Learn more about creating a pool with training.

Starting a pool and getting results

  1. Start the training pool first, then the regular pool. From the pool page, you can do this by clicking . From the project page — click next to the pool name.
  2. Track the completion of tasks in the Pool statistics section. If you created a project in the sandbox, you can test it by yourself.
  3. When the pool is fully completed, start aggregation of results. Next to the Download results button, click  → Dawid-Skene aggregation model.

    In the TSV file with aggregated responses, you can see the response significance in percentage in the CONFIDENCE field. It helps you understand how reliable the comment evaluation is. Learn more about aggregation.

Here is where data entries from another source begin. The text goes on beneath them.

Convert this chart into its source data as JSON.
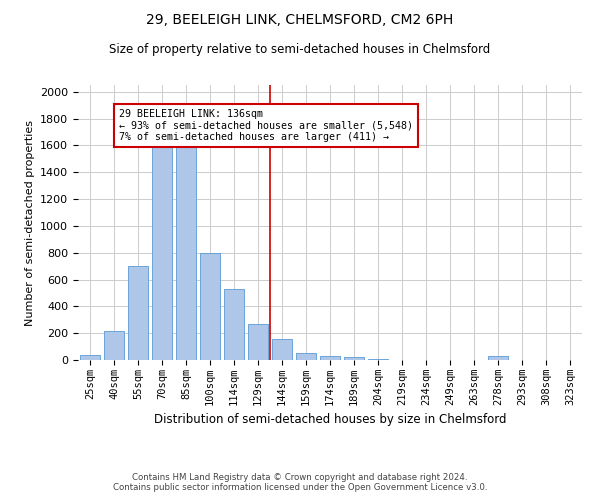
{
  "title1": "29, BEELEIGH LINK, CHELMSFORD, CM2 6PH",
  "title2": "Size of property relative to semi-detached houses in Chelmsford",
  "xlabel": "Distribution of semi-detached houses by size in Chelmsford",
  "ylabel": "Number of semi-detached properties",
  "footer1": "Contains HM Land Registry data © Crown copyright and database right 2024.",
  "footer2": "Contains public sector information licensed under the Open Government Licence v3.0.",
  "categories": [
    "25sqm",
    "40sqm",
    "55sqm",
    "70sqm",
    "85sqm",
    "100sqm",
    "114sqm",
    "129sqm",
    "144sqm",
    "159sqm",
    "174sqm",
    "189sqm",
    "204sqm",
    "219sqm",
    "234sqm",
    "249sqm",
    "263sqm",
    "278sqm",
    "293sqm",
    "308sqm",
    "323sqm"
  ],
  "bar_heights": [
    35,
    215,
    700,
    1600,
    1590,
    800,
    530,
    270,
    160,
    55,
    30,
    20,
    5,
    0,
    0,
    0,
    0,
    30,
    0,
    0,
    0
  ],
  "bar_color": "#aec6e8",
  "bar_edge_color": "#5b9bd5",
  "vline_color": "#cc0000",
  "annotation_text": "29 BEELEIGH LINK: 136sqm\n← 93% of semi-detached houses are smaller (5,548)\n7% of semi-detached houses are larger (411) →",
  "annotation_box_color": "#ffffff",
  "annotation_box_edge": "#cc0000",
  "ylim": [
    0,
    2050
  ],
  "yticks": [
    0,
    200,
    400,
    600,
    800,
    1000,
    1200,
    1400,
    1600,
    1800,
    2000
  ],
  "grid_color": "#cccccc",
  "background_color": "#ffffff",
  "vline_x": 7.5
}
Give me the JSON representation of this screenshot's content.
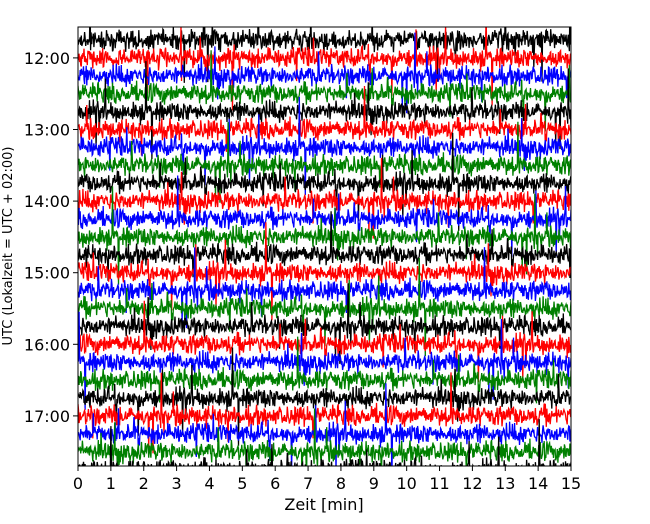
{
  "chart_data": {
    "type": "line",
    "title": "",
    "xlabel": "Zeit  [min]",
    "ylabel": "UTC (Lokalzeit = UTC + 02:00)",
    "xlim": [
      0,
      15
    ],
    "x_ticks": [
      "0",
      "1",
      "2",
      "3",
      "4",
      "5",
      "6",
      "7",
      "8",
      "9",
      "10",
      "11",
      "12",
      "13",
      "14",
      "15"
    ],
    "y_ticks": [
      "12:00",
      "13:00",
      "14:00",
      "15:00",
      "16:00",
      "17:00"
    ],
    "grid": false,
    "legend": "none",
    "series_colors": [
      "#000000",
      "#ff0000",
      "#0000ff",
      "#008000"
    ],
    "series_description": "Helicorder seismogram: one 15-minute trace per row, starting rows from 11:45 to 17:45 UTC, colors cycle black, red, blue, green",
    "row_start_times": [
      "11:45",
      "12:00",
      "12:15",
      "12:30",
      "12:45",
      "13:00",
      "13:15",
      "13:30",
      "13:45",
      "14:00",
      "14:15",
      "14:30",
      "14:45",
      "15:00",
      "15:15",
      "15:30",
      "15:45",
      "16:00",
      "16:15",
      "16:30",
      "16:45",
      "17:00",
      "17:15",
      "17:30",
      "17:45"
    ]
  }
}
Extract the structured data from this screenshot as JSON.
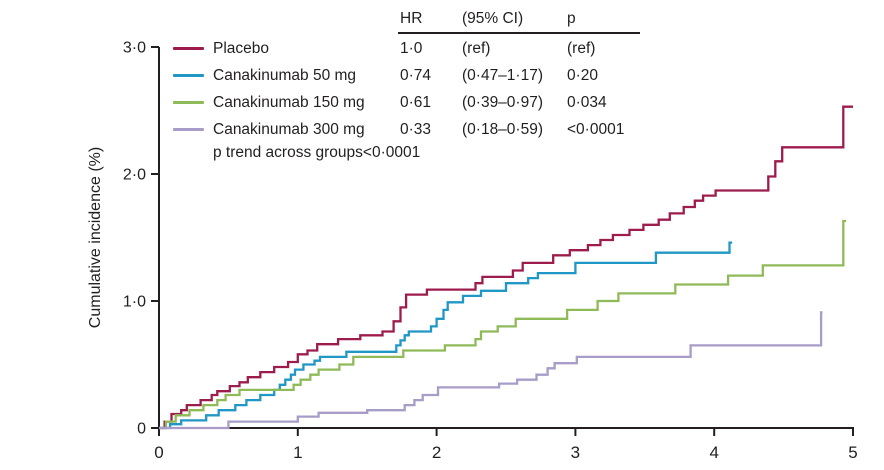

  4. Track the aggregation progress on the Operations page (next to the Download results button: ). When the process is completed, click Download.


How do I show two different versions of the text to Tolokers?

If you pass texts to the input data, you can upload 2 different tasks to the pool: pass Text 1 in the INPUT: <input field name> field of Task 1. In Task 2, use this field to pass Text 2.

If the text is in the HTML block of the task template, then clone the project. To limit a Toloker to doing only one task in your project, use the Submitted responses rule. You can assign a skill or ban the Toloker after they submit one response.